In the bridge model, if no usable network address are found, then the
transport layer sees if it knows about a TS-bridge that can service one
of the network addresses.  If not, give up.  If so, a new transport
address is formed: the network address contains the network address of
the bridge, the transport selector encodes both the original transport
selector and the desired network address (the one the initiating
end-system could not deal with).

Because not all transport protocols allow exchange of user data during
connection establishment, the transport selector is used to encode the
actual transport address.  This mapping is pretty easy, Steve Kille
wrote a technical report at UCL describing a general way for encoding
OSI addresses as strings.  A copy of Steve's paper is in the ISODE
documentation set.

Performance will never be as good as a straight connection but can come
pretty close, depending on the latency and throughput characteristics of
the net.  On the down side, you have to regenerate checksums at the
bridge (either in the CONS or in the TP4).  On the plus side, in some
circumstances pipelining in the network will hide this cost.

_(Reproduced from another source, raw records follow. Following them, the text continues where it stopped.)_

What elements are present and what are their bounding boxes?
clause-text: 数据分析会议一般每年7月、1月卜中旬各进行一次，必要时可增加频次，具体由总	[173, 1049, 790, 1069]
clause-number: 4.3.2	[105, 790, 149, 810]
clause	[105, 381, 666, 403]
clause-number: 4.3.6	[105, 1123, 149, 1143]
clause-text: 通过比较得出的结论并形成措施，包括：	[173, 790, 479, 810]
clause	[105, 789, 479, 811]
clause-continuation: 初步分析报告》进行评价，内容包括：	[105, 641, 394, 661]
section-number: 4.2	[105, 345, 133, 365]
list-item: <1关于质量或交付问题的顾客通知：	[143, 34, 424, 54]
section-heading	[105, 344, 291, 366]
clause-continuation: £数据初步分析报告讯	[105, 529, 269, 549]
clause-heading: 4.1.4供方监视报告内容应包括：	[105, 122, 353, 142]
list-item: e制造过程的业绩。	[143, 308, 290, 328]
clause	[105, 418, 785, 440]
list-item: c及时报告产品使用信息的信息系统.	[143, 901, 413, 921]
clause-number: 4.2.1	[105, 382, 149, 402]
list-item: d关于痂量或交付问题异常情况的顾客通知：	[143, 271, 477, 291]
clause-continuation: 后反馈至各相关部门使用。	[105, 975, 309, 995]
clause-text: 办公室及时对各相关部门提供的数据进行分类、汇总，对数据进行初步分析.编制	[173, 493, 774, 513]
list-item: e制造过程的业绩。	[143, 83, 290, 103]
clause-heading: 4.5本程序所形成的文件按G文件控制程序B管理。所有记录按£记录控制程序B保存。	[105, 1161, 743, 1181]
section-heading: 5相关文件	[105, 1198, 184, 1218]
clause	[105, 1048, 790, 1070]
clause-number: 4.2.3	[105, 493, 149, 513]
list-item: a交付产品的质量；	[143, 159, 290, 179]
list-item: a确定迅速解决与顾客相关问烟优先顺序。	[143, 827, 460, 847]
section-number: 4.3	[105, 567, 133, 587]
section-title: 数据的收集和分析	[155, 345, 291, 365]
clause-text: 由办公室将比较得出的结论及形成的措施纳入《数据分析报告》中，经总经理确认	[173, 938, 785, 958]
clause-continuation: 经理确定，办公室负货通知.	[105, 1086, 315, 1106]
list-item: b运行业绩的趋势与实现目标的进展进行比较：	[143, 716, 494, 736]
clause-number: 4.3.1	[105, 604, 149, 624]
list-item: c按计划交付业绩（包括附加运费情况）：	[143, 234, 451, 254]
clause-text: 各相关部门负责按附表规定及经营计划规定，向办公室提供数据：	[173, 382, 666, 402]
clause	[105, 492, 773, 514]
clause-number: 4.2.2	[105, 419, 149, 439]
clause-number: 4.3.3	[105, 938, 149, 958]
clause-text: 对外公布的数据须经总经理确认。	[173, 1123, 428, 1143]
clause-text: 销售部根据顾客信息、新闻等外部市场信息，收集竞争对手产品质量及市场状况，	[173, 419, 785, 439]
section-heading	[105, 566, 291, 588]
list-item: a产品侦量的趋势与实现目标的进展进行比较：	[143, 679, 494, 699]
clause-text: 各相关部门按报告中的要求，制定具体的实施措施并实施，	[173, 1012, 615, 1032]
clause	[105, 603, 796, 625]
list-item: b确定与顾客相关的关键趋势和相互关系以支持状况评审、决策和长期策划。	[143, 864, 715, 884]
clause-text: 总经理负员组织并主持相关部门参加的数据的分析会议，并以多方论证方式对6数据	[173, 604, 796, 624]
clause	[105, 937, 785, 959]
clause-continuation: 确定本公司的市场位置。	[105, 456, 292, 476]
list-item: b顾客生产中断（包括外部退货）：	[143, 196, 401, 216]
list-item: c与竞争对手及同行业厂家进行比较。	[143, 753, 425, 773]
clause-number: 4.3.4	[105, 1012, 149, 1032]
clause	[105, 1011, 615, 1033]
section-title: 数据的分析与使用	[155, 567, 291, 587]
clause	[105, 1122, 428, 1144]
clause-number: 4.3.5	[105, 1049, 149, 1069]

As long as you have two fundamentally different models of the network
layer (CONS/CLNS), you will always run into interworking problems like
this.  Solutions which avoid level-4 relaying usually involve some very
hairy work at the network layer or mandate the use of a particular
transport protocol by both sides.  This is either technically complex or
politically unacceptable.  The advantage of a level-4 relaying approach
is that it is simple and places few restrictions on either end-system.
The only invasive change is the mapping step in transport.  It turns out
that if you are using a local directory (rather than the OSI directory),
you can fudge this in the directory and never touch your transport code.
Since editing tables is usually easier than editing code, there are
proponents of this.

There are, of course, disadvantages:

	- single point of failure
	- end-to-end integrity might be compromised in theory
	  (in practice, no way!)
	- thwarts end-to-end security
	- performance may oscilliate initially
	- you have to deal with addresses some how

Of course, in the Internet suite of protocols, the use of a single
network service avoids all this problems entirely.  I bet the TCP gurus
reading this list are having a huge laugh over this one...

/mtr

balavi@pbhyg.UUCP (06/12/89)

In article <7843.613029179@cheetah.nyser.net> you write:
>For the full details of transport-layer bridging, you might want to take
>a look at "The Open Book" a book that I'm doing on OSI for Prentice-Hall.
>It should be available by October of this year (it's already written,
>copy-editing starts tomorrow!).  The ISBN is 0-13-643-016-3.  (Yes, its a
>shameful plug, but I don't have the time to go into the full details.)
>
>In a nutshell:  
>

           Thank you very much for posting this, and your
           direct mail to me in response to my request.